*New* The MotherDuck Native Integration is Live on Vercel Marketplace for Embedded Analytics and Data AppsLearn more

query

Back to DuckDB Data Engineering Glossary

Definition

A query is a request made to a database to retrieve, modify, or analyze data. In data analytics, queries are most commonly written in SQL and allow you to ask specific questions of your data to get meaningful answers.
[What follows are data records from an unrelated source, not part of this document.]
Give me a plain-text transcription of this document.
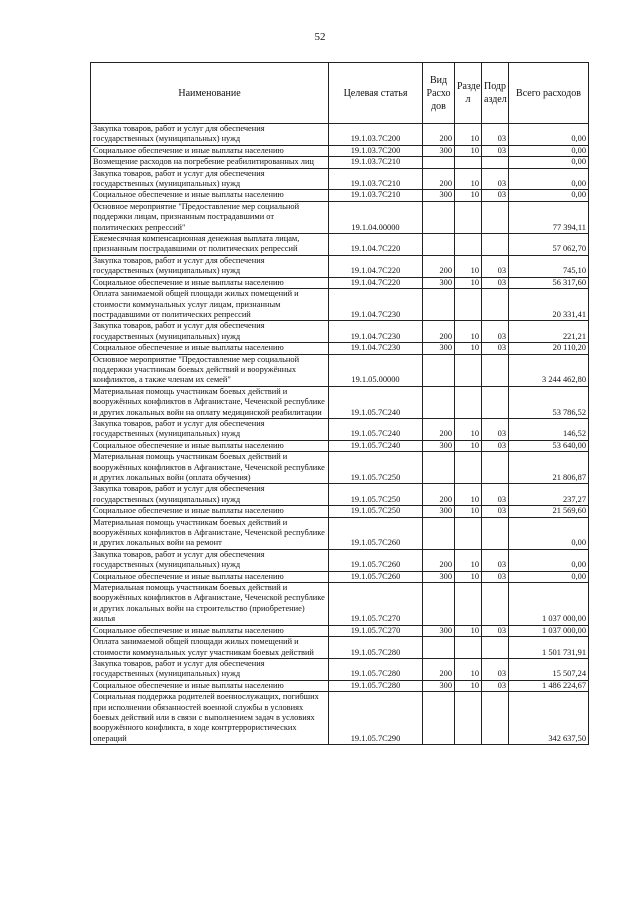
52
Наименование	Целевая статья	Вид Расхо дов	Разде л	Подр аздел	Всего расходов
Закупка товаров, работ и услуг для обеспечения государственных (муниципальных) нужд	19.1.03.7С200	200	10	03	0,00
Социальное обеспечение и иные выплаты населению	19.1.03.7С200	300	10	03	0,00
Возмещение расходов на погребение реабилитированных лиц	19.1.03.7С210				0,00
Закупка товаров, работ и услуг для обеспечения государственных (муниципальных) нужд	19.1.03.7С210	200	10	03	0,00
Социальное обеспечение и иные выплаты населению	19.1.03.7С210	300	10	03	0,00
Основное мероприятие "Предоставление мер социальной поддержки лицам, признанным пострадавшими от политических репрессий"	19.1.04.00000				77 394,11
Ежемесячная компенсационная денежная выплата лицам, признанным пострадавшими от политических репрессий	19.1.04.7С220				57 062,70
Закупка товаров, работ и услуг для обеспечения государственных (муниципальных) нужд	19.1.04.7С220	200	10	03	745,10
Социальное обеспечение и иные выплаты населению	19.1.04.7С220	300	10	03	56 317,60
Оплата занимаемой общей площади жилых помещений и стоимости коммунальных услуг лицам, признанным пострадавшими от политических репрессий	19.1.04.7С230				20 331,41
Закупка товаров, работ и услуг для обеспечения государственных (муниципальных) нужд	19.1.04.7С230	200	10	03	221,21
Социальное обеспечение и иные выплаты населению	19.1.04.7С230	300	10	03	20 110,20
Основное мероприятие "Предоставление мер социальной поддержки участникам боевых действий и вооружённых конфликтов, а также членам их семей"	19.1.05.00000				3 244 462,80
Материальная помощь участникам боевых действий и вооружённых конфликтов в Афганистане, Чеченской республике и других локальных войн на оплату медицинской реабилитации	19.1.05.7С240				53 786,52
Закупка товаров, работ и услуг для обеспечения государственных (муниципальных) нужд	19.1.05.7С240	200	10	03	146,52
Социальное обеспечение и иные выплаты населению	19.1.05.7С240	300	10	03	53 640,00
Материальная помощь участникам боевых действий и вооружённых конфликтов в Афганистане, Чеченской республике и других локальных войн (оплата обучения)	19.1.05.7С250				21 806,87
Закупка товаров, работ и услуг для обеспечения государственных (муниципальных) нужд	19.1.05.7С250	200	10	03	237,27
Социальное обеспечение и иные выплаты населению	19.1.05.7С250	300	10	03	21 569,60
Материальная помощь участникам боевых действий и вооружённых конфликтов в Афганистане, Чеченской республике и других локальных войн на ремонт	19.1.05.7С260				0,00
Закупка товаров, работ и услуг для обеспечения государственных (муниципальных) нужд	19.1.05.7С260	200	10	03	0,00
Социальное обеспечение и иные выплаты населению	19.1.05.7С260	300	10	03	0,00
Материальная помощь участникам боевых действий и вооружённых конфликтов в Афганистане, Чеченской республике и других локальных войн на строительство (приобретение) жилья	19.1.05.7С270				1 037 000,00
Социальное обеспечение и иные выплаты населению	19.1.05.7С270	300	10	03	1 037 000,00
Оплата занимаемой общей площади жилых помещений и стоимости коммунальных услуг участникам боевых действий	19.1.05.7С280				1 501 731,91
Закупка товаров, работ и услуг для обеспечения государственных (муниципальных) нужд	19.1.05.7С280	200	10	03	15 507,24
Социальное обеспечение и иные выплаты населению	19.1.05.7С280	300	10	03	1 486 224,67
Социальная поддержка родителей военнослужащих, погибших при исполнении обязанностей военной службы в условиях боевых действий или в связи с выполнением задач в условиях вооружённого конфликта, в ходе контртеррористических операций	19.1.05.7С290				342 637,50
Think of a query like asking a librarian to find all books published after 2020 that are about data science - you're defining specific criteria to get exactly the information you need.

Structure

A typical SQL query consists of several key components that work together:

  • The operation you want to perform (like SELECT to retrieve data)
  • The data you want to work with (specified in the FROM clause)
  • Any conditions or filters (using WHERE)
  • How you want the results organized (with clauses like GROUP BY or ORDER BY)

Examples in DuckDB

Here's a simple query that retrieves all columns from a table:

Copy code

SELECT * FROM employees;

A more complex query that filters and aggregates data:

Copy code

SELECT department, COUNT(*) as employee_count, AVG(salary) as avg_salary FROM employees WHERE hire_date >= '2020-01-01' GROUP BY department ORDER BY avg_salary DESC;

DuckDB supports both standard SQL queries and some extended functionality, like the ability to query directly from Parquet files:

Copy code

SELECT * FROM 'data/employees.parquet' WHERE salary > 50000;

Performance

DuckDB is specifically optimized for analytical queries, which typically involve scanning large amounts of data, performing aggregations, and joining tables. It uses vectorized query execution and parallel processing to make these operations particularly fast, especially compared to traditional row-oriented databases like SQLite.

Interactive Usage

Queries can be run through DuckDB's command-line interface, through programming languages like Python or R, or through various data tools that support DuckDB as a backend. The results can then be used for analysis, visualization, or further processing in your data pipeline.